Europaministerin Martin sieht Risiken für Regionalentwicklung und Spitzenforschung im Land

Von Landesredaktion MV

Die aktuellen Pläne der Europäischen Kommission zum mittelfristigen Finanzrahmen sorgen in Mecklenburg-Vorpommern für erhebliche Kritik. Wie aus einer aktuellen Mitteilung des Ministeriums für Wissenschaft, Kultur, Bundes- und Europaangelegenheiten hervorgeht, warnt Europaministerin Martin eindringlich vor den möglichen Folgen der geplanten Anpassungen. Insbesondere befürchtet sie negative Auswirkungen auf die Regionalentwicklung und die Spitzenforschung im Land.

Europaministerin Martin äußert deutliche Kritik

In der Mitteilung hebt Europaministerin Martin hervor, dass die vorgestellten Planungen aus Brüssel nicht nur die Förderung strukturschwacher Regionen, sondern auch die Finanzierung von Forschungsprojekten gefährden könnten. Der gegenwärtige Entwurf des EU-Finanzrahmens stößt somit auf entschiedenen Widerstand aus Mecklenburg-Vorpommern.

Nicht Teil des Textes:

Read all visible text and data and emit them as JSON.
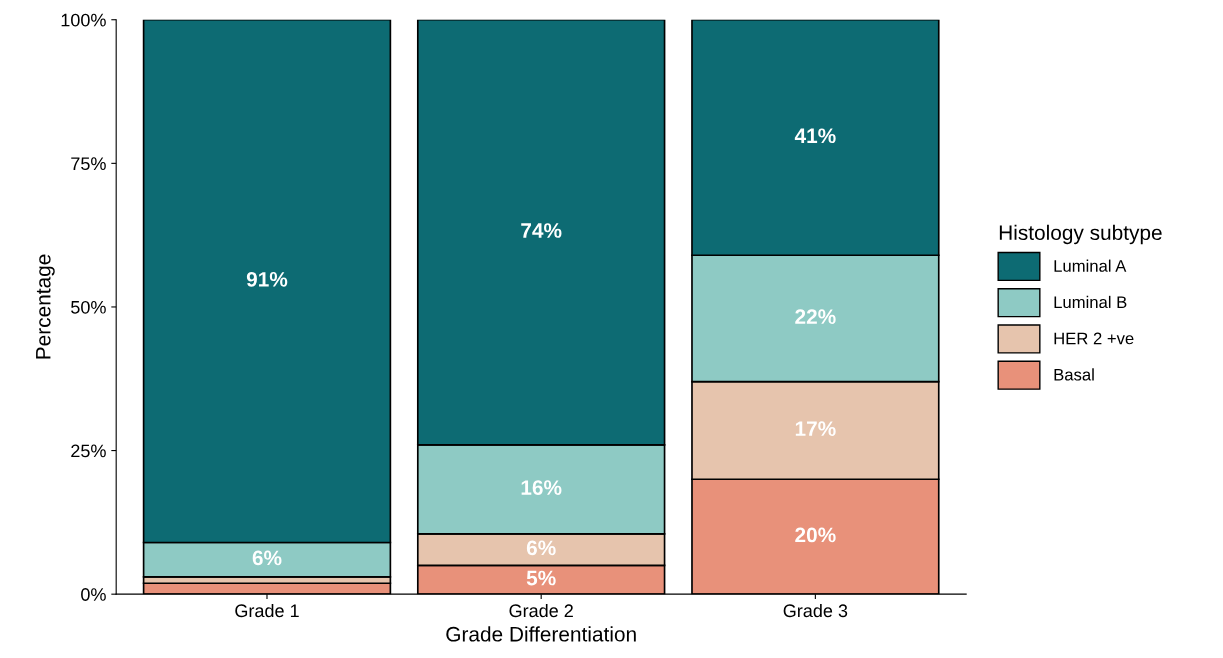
{
  "chart_data": {
    "type": "bar",
    "stacked": true,
    "xlabel": "Grade Differentiation",
    "ylabel": "Percentage",
    "legend_title": "Histology subtype",
    "legend": "right",
    "categories": [
      "Grade 1",
      "Grade 2",
      "Grade 3"
    ],
    "series": [
      {
        "name": "Basal",
        "color": "#e8917a",
        "values": [
          1.9,
          5,
          20
        ],
        "value_labels": [
          null,
          "5%",
          "20%"
        ]
      },
      {
        "name": "HER 2 +ve",
        "color": "#e6c4ad",
        "values": [
          1.1,
          5.5,
          17
        ],
        "value_labels": [
          null,
          "6%",
          "17%"
        ]
      },
      {
        "name": "Luminal B",
        "color": "#8ecac4",
        "values": [
          6,
          15.5,
          22
        ],
        "value_labels": [
          "6%",
          "16%",
          "22%"
        ]
      },
      {
        "name": "Luminal A",
        "color": "#0d6b73",
        "values": [
          91,
          74,
          41
        ],
        "value_labels": [
          "91%",
          "74%",
          "41%"
        ]
      }
    ],
    "ylim": [
      0,
      100
    ],
    "yticks": [
      {
        "value": 0,
        "label": "0%"
      },
      {
        "value": 25,
        "label": "25%"
      },
      {
        "value": 50,
        "label": "50%"
      },
      {
        "value": 75,
        "label": "75%"
      },
      {
        "value": 100,
        "label": "100%"
      }
    ],
    "grid": false
  }
}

Fortgesetztes Engagement in Brüssel

Das Land Mecklenburg-Vorpommern betont, sich weiter aktiv in die laufenden Verhandlungen einbringen zu wollen. Ziel ist es, die Interessen der Region insbesondere in Hinblick auf die finanzielle Absicherung sowohl innovativer Forschungsprojekte als auch regionaler Entwicklungsmaßnahmen zu verteidigen. Die Landesregierung sieht hier entscheidende Weichenstellungen für die Zukunft des Bundeslandes und nimmt die Verhandlungen auf europäischer Ebene äußerst ernst.

Spannungsfeld zwischen Forschung und Regionalentwicklung

Die Pläne der Kommission werden sowohl im Wissenschaftsbereich als auch für die regionale Wirtschaftsstruktur als problematisch eingeschätzt. Eine mögliche Reduzierung der Fördermittel könne laut Kritikern entscheidende Impulse für innovative Projekte, Universitäten und Unternehmen ausbremsen. Auch die Entwicklung strukturschwacher Regionen stehe nach Einschätzung des Ministeriums auf dem Spiel.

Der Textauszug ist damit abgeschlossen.